Foi na aldeia de Mataica que Gauguin encontrou a paz desejada. Compartilhava uma cabana com uma bela jovem taitiana, de nome Teha’amanta. Mas, mesmo no paraíso, não podia viver sem preocupações de ordem material. Sem habilidade para pescar e plantar, Gauguin dependia dos enlatados caros que vinham da Europa. Pintava incansavelmente e teria ficado ali para sempre, se não fosse a doença e a falta de dinheiro. Em 1893, fez um apelo ao governador para que o enviasse de volta à França.
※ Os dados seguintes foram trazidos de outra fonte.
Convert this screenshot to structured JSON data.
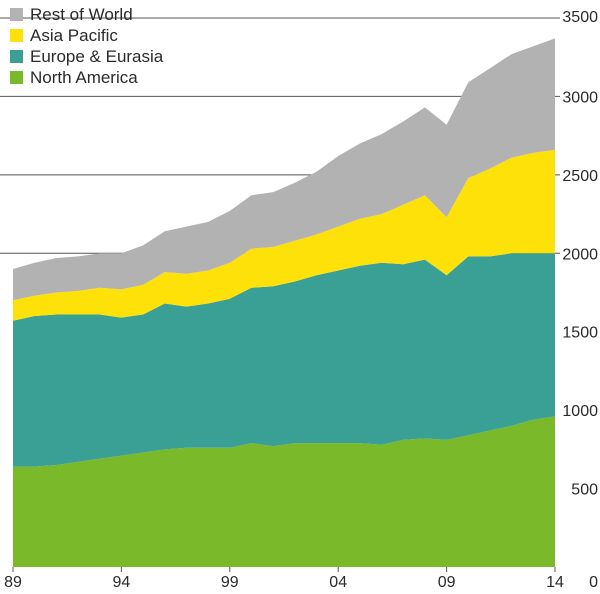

Foi um retorno humilhante. Apesar de tudo, conseguiu uma exposição. Muito embora as venda tivessem sido fracas, Gauguin subitamente se viu como o centro das atenções do mundo artísitco. E, enfim, uma boa notícia em sua vida financeira: a herança deixada por um tio de Orleans. Instalado agora num estúdio em Montparnasse, organizou uma exposição. Mas o público e a crítica rejeitaram o mundo colorido trazido pelo pintor. Decidido a voltar para o Taiti, deixou para sempre a França em 1895.
De volta ao Taiti
Os últimos oito anos da vida de Gauguin foram os mais bem-sucedidos em termos artísticos. Ma ele era um homem infeliz. Quase sempre sem dinheiro, não podia tratar de sua saúde debilitada pela sífilis. Em 1897, chegou a tentar o suicídio. Desgostoso com o governo colonial e seus reflexos negativos sobre o povo taitiano, Gauguin começou a escrever contundentes artigos para um jornal local. Em 1901 abandonou o Taiti, viajando cerca de 13 km até as ilhas Marquesas, também colônia francesa na Polinésia . Em Atuona, a capital, construiu “A Casa do Prazer” – como ele mesmo denominou seu ateliê-residência. Vinha recebendo regularmente dinheiro de Paris, enviado por administradores e trabalhava com vigor e alegria. Mas ainda fazia inimigos. Prosseguia nas críticas à administração colonial e havia declarado guerra à Igreja Católica.
E, em 1903, as autoridades revidaram. Gauguin foi condenado a três meses de prisão por difamação. Mas não houve tempo para cumprir toda a pena. No dia 8 de maio do mesmo ano, Gauguin falecia em sua cela, aos 54 anos. O bispo local deixou um testemunho pouco caridoso: “O único fato relevante aqui foi a morte repentina de um indivíduo chamado Gauguin, artista conhecido, porém inimigo de Deus”. A posteridade lhe reservaria um veredicto bem diferente.